The topical drugs at the center of the Complaint include creams, gels, lotions, ointments, shampoos and solutions used to treat a variety of skin conditions, pain and allergies.
“Prescription drug prices are one of the most notorious drivers of high prices which make health care too difficult for many Mainers to afford,” said Frey in a press release issued on June 10, 2020. “When generic drug manufacturers conspire to artifically inflate prices, they are essentially taking money out of consumers’ pockets and I will fight vigorously to hold them accountable.”
The Complaint stems from an ongoing investigation built on evidence from several cooperating witnesses at the core of the conspiracy, a massive document database of over 20 million documents and a phone records database containing millions of call detail records and contact information for over 600 sales and pricing individuals in the generics industry. Among the records obtained by the States is a two-volume notebook containing the contemporaneous notes of one of the State’s cooperators that memoralized his discussions during phone calls with competitors and internal company meetings over a period of several years.

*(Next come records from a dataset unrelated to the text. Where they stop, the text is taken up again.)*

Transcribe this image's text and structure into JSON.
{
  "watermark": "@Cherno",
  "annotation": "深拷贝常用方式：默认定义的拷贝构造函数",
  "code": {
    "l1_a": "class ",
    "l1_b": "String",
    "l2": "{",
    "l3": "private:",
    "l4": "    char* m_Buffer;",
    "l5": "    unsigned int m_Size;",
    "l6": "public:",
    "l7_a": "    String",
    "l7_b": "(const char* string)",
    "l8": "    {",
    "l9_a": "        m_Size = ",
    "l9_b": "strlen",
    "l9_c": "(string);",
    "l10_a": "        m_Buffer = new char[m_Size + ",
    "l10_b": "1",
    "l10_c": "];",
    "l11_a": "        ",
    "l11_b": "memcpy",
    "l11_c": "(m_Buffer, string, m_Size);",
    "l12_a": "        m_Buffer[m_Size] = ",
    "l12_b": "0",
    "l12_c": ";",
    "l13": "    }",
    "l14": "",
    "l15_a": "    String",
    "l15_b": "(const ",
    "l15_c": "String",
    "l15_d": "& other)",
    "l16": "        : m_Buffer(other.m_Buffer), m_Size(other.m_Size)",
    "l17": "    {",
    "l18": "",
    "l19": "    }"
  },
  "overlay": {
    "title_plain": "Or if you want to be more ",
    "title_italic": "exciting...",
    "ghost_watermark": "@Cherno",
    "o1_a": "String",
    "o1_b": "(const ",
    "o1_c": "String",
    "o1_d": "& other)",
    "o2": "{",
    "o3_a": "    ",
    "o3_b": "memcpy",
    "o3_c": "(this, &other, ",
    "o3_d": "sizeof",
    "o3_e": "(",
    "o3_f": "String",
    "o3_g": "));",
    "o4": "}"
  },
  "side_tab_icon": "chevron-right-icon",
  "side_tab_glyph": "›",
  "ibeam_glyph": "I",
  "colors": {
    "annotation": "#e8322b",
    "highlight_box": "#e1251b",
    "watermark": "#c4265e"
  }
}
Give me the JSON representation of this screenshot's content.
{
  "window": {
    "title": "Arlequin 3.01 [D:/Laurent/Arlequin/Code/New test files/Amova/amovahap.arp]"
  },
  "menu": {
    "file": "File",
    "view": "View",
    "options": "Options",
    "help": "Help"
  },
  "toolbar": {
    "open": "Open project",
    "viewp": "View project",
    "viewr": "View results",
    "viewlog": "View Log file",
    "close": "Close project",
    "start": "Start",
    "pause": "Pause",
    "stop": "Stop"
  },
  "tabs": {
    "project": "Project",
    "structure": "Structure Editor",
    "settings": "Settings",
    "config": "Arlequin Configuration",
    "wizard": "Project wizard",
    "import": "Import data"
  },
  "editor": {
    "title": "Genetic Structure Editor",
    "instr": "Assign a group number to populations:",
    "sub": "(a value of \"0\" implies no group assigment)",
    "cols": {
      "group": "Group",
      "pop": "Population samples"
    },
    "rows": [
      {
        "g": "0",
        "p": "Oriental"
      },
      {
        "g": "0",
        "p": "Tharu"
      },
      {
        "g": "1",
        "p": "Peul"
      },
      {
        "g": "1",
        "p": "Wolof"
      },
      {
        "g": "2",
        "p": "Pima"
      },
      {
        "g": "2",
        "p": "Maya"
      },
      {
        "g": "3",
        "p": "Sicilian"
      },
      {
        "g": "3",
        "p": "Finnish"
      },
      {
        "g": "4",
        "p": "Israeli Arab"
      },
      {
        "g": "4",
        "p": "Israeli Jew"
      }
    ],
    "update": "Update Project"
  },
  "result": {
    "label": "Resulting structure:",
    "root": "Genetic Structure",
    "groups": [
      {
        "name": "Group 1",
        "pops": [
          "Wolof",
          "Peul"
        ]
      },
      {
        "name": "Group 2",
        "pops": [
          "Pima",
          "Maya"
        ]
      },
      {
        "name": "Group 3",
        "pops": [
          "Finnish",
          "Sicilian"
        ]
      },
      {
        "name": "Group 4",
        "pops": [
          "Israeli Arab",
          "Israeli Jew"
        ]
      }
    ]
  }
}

Between 2007 and 2014, three generic drug manufacturers, Taro, Perrigo and Fougera (now Sandoz) sold nearly 2/3 of all generic, topical products dispensed in the US. The multistate investigation has uncovered comprehensive, direct evidence of unlawful agreements to minimize competition and raise prices on dozens of topical products. The Complaint alleges longstanding agreements among manufacturers to ensure a “fair share” of the market for each competitor and to prevent price erosion due to competition.
The Complaint is the third to be filed in an ongoing, expanding investigation that the Connecticut Office of the Attorney General has referred to as possibly the largest domestic corporate cartel case in the history of the United States.